Benefits of Columnar Storage

Columnar databases have become popular in recent years. They offer several advantages, particularly for analytical and data-intensive workloads. While PostgreSQL is not natively a columnar database, there are several workarounds that can achieve some of these benefits:

Improved query performance: Since only the necessary columns are read from disk, queries run faster, reducing overall execution time.
Better compression: Columnar storage allows higher compression rates as similar data is stored together, reducing storage costs and improving I/O performance.
Efficient analytical workloads: Optimized for analytics, this storage format improves aggregation, filtering, and scanning operations.
Reduced I/O overhead: By reading only relevant columns, columnar storage significantly decreases disk I/O, leading to better resource utilization.
Optimized CPU usage: With reduced data processing needs, the CPU spends less time on irrelevant data, improving query efficiency and overall database performance.
Scalability for large datasets: Columnar storage enables PostgreSQL to handle massive datasets efficiently.

The Need for Columnar Storage in PostgreSQL: Common Use Cases

Traditional PostgreSQL storage is optimized for transactional (OLTP) workloads, where operations typically access full rows. However, analytical (OLAP) workloads behave differently—they often scan large volumes of data across a small number of columns. This mismatch creates performance challenges for analytics on PostgreSQL without modifications.

Columnar storage extensions address this gap by reorganizing data for improved analytical efficiency. Performance gains stem from reduced I/O, vectorized execution, and more effective compression. This makes columnar storage useful for read-heavy analytical queries that process bulk data.
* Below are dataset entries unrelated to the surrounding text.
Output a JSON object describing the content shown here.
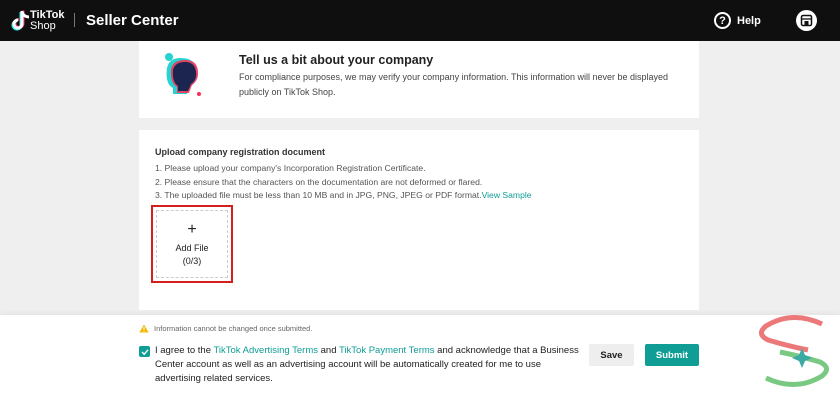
{
  "header": {
    "logo_text_line1": "TikTok",
    "logo_text_line2": "Shop",
    "app_title": "Seller Center",
    "help_label": "Help",
    "icons": {
      "logo": "tiktok-note-icon",
      "help": "question-circle-icon",
      "store": "store-icon"
    }
  },
  "intro": {
    "title": "Tell us a bit about your company",
    "description": "For compliance purposes, we may verify your company information. This information will never be displayed publicly on TikTok Shop."
  },
  "upload": {
    "title": "Upload company registration document",
    "rules": [
      "1. Please upload your company's Incorporation Registration Certificate.",
      "2. Please ensure that the characters on the documentation are not deformed or flared.",
      "3. The uploaded file must be less than 10 MB and in JPG, PNG, JPEG or PDF format."
    ],
    "view_sample_link": "View Sample",
    "add_file_label": "Add File",
    "add_file_count": "(0/3)"
  },
  "footer": {
    "warning": "Information cannot be changed once submitted.",
    "agree_prefix": "I agree to the ",
    "advertising_terms": "TikTok Advertising Terms",
    "and": " and ",
    "payment_terms": "TikTok Payment Terms",
    "agree_suffix": " and acknowledge that a Business Center account as well as an advertising account will be automatically created for me to use advertising related services.",
    "checkbox_checked": true,
    "save_label": "Save",
    "submit_label": "Submit"
  },
  "colors": {
    "accent": "#0f9d96",
    "header_bg": "#0f0f0f",
    "highlight_border": "#d41f1f"
  }
}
Common use cases include dashboards, data warehousing, and batch reporting. For example, querying metrics across time, filtering large event logs, or computing aggregates over large user datasets benefit significantly from the column-oriented layout. Columnar storage is also well-suited for bulk inserts and updates but is not ideal for frequent row-level changes or small transactions, which are better handled by PostgreSQL’s default row-based engine.

In the section below we cover several extensions that allow PostgreSQL users to adapt to analytical workloads without switching databases. By integrating columnar features within the PostgreSQL ecosystem, these tools enable more scalable analytics on large datasets.

Postgres Columnar Storage: Performance Considerations

While columnar storage offers clear advantages for analytical workloads, it also introduces important trade-offs and performance nuances, particularly when integrated into a row-oriented system like PostgreSQL.

Write Performance Trade-Offs

Benchmark results show that insert performance using columnar storage is generally comparable to row-based storage (heap) at smaller scales. However, as data volume increases—approaching millions of rows—columnar storage begins to demonstrate improved insert efficiency.

Update operations, on the other hand, show only marginal improvements with columnar storage. Since columnar formats are not inherently optimized for frequent or fine-grained updates, this performance profile is expected. The overhead of modifying compressed, column-oriented data limits the benefits in update-heavy use cases.

For delete operations, columnar storage shows a consistent performance advantage. The gap between columnar and heap storage widens with scale, indicating that deletion is handled more efficiently in columnar formats, possibly due to reduced row overhead and more predictable data layout.

Compression Efficiency

When using PostgreSQL extensions that implement columnar storage, it's important to carefully evaluate compression settings. Columnar formats naturally group similar data together, which enables more effective compression compared to traditional row storage. However, the choice of compression algorithm, block size, and data type optimizations can significantly influence both query speed and storage footprint. Users should benchmark different settings against their specific workloads, balancing compression ratios with decompression overhead.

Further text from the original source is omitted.